Teachers from Cuba
Throughout its history the Harvard Summer School has included programs that are intercultural in scope. The earliest of these programs, the Summer School for Cuban Teachers, was initiated by Alexis E. Frye, Superintendent of Schools for Cuba by appointment of the U.S. military, and Ernest Lee Conant, an American lawyer practicing in Havana. The two men, both of whom were Harvard alumni, wrote to President Eliot in February 1900 about their plan to bring Cuban teachers to the United States for summer study and touring. The goals of the program were to provide educational and cultural enrichment for the teachers and to forge closer ties between Cuba and the United States. By this time, the Harvard Summer School enjoyed a national reputation and both men felt that their alma mater would provide the best setting for such an endeavor. The Harvard Corporation voted to approve the project and it was endorsed by General Leonard Wood, Military Governor of Cuba.

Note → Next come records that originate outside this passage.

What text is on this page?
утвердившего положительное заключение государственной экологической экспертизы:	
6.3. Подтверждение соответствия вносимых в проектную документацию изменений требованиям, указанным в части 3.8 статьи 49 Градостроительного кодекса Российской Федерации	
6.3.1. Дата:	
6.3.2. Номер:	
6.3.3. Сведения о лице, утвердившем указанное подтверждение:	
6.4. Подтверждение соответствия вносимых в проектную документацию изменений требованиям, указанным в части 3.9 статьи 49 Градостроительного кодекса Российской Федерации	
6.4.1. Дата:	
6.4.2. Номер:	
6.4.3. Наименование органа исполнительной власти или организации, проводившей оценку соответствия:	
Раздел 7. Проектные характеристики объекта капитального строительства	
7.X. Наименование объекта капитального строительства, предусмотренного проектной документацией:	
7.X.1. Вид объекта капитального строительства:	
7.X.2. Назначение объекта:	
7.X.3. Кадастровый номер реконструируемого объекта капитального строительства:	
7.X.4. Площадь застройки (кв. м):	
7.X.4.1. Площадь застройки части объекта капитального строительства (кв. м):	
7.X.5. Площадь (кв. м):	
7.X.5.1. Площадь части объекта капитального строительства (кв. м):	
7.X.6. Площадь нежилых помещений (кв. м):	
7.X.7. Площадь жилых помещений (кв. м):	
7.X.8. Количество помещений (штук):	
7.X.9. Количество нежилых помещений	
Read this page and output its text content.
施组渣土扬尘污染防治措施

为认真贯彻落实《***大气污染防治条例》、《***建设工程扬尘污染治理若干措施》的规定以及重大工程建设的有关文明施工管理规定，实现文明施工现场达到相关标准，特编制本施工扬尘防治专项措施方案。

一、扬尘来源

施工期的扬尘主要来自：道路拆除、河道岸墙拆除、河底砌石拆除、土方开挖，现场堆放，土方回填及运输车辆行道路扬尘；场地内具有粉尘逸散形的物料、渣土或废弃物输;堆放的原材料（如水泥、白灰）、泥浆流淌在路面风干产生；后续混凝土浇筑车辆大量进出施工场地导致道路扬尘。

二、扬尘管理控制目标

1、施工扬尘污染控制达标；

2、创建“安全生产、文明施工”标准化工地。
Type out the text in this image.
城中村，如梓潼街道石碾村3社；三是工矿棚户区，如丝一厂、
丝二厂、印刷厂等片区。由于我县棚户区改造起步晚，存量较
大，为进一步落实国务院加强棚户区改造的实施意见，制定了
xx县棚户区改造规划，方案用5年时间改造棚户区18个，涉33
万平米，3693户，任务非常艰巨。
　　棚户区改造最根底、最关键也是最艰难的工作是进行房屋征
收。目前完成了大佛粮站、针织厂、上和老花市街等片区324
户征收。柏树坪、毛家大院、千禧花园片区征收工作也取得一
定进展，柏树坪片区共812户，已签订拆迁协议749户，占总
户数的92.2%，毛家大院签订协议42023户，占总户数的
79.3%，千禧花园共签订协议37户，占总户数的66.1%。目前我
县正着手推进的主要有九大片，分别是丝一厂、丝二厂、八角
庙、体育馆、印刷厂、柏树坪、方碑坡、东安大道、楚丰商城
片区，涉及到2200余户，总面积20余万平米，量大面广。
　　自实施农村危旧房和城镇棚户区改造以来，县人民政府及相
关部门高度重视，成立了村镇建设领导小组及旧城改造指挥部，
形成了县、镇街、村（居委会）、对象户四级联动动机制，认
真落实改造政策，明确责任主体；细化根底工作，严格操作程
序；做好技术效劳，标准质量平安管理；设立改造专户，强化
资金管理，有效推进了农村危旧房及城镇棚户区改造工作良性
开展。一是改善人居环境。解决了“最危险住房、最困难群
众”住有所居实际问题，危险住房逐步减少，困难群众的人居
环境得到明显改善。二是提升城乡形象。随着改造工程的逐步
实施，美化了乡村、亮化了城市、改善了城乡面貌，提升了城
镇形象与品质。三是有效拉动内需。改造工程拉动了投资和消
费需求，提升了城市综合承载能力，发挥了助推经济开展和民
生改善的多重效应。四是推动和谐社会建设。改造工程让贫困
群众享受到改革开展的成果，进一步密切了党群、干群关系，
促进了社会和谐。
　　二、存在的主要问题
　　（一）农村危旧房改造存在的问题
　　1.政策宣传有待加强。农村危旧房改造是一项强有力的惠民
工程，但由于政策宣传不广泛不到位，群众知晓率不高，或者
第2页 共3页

In June and early July of 1900 nearly 1300 Cubans, most of whom were teachers, traveled to Cambridge by U.S. government transport. The men were housed in Harvard College dormitories, while the women lived in private homes nearby. Men and women dined separately, in Randall and Memorial Halls.
The program of instruction included two English lessons daily; lectures in Spanish on physiography that were illustrated by field trips to sites in the Boston area; lectures on American libraries and schools; and lectures on the psychology of imitation and allied faculties in children. In addition, the women attended special lectures on kindergarten education, while the men received instruction in American "sloyd" (shopwork). Excursions to local sites of historical, cultural and industrial interest were also organized.
The arrival of the Cuban teachers in Cambridge was widely publicized and their various activities were well documented in the press. Many local individuals and community groups provided social events, tours and other services. Following their stay at Harvard, the teachers traveled to Washington, D.C., New York and Philadelphia before returning to Cuba.
A surplus of funds raised to support the Cuban Summer School of 1900 enabled a group of eighty Cuban teachers to return to Harvard the following summer for instruction in English. At the end of the course, examinations were given and certificates awarded. For several years thereafter, small groups of Cuban teachers returned to Harvard for summer study and received stipends from this fund.
For more details about the expedition of the teachers from Cuba to Harvard in 1900 see the report of President Eliot in the Annual Reports of the President and Treasurer of Harvard College, 1899-1900 (Cambridge: 1900).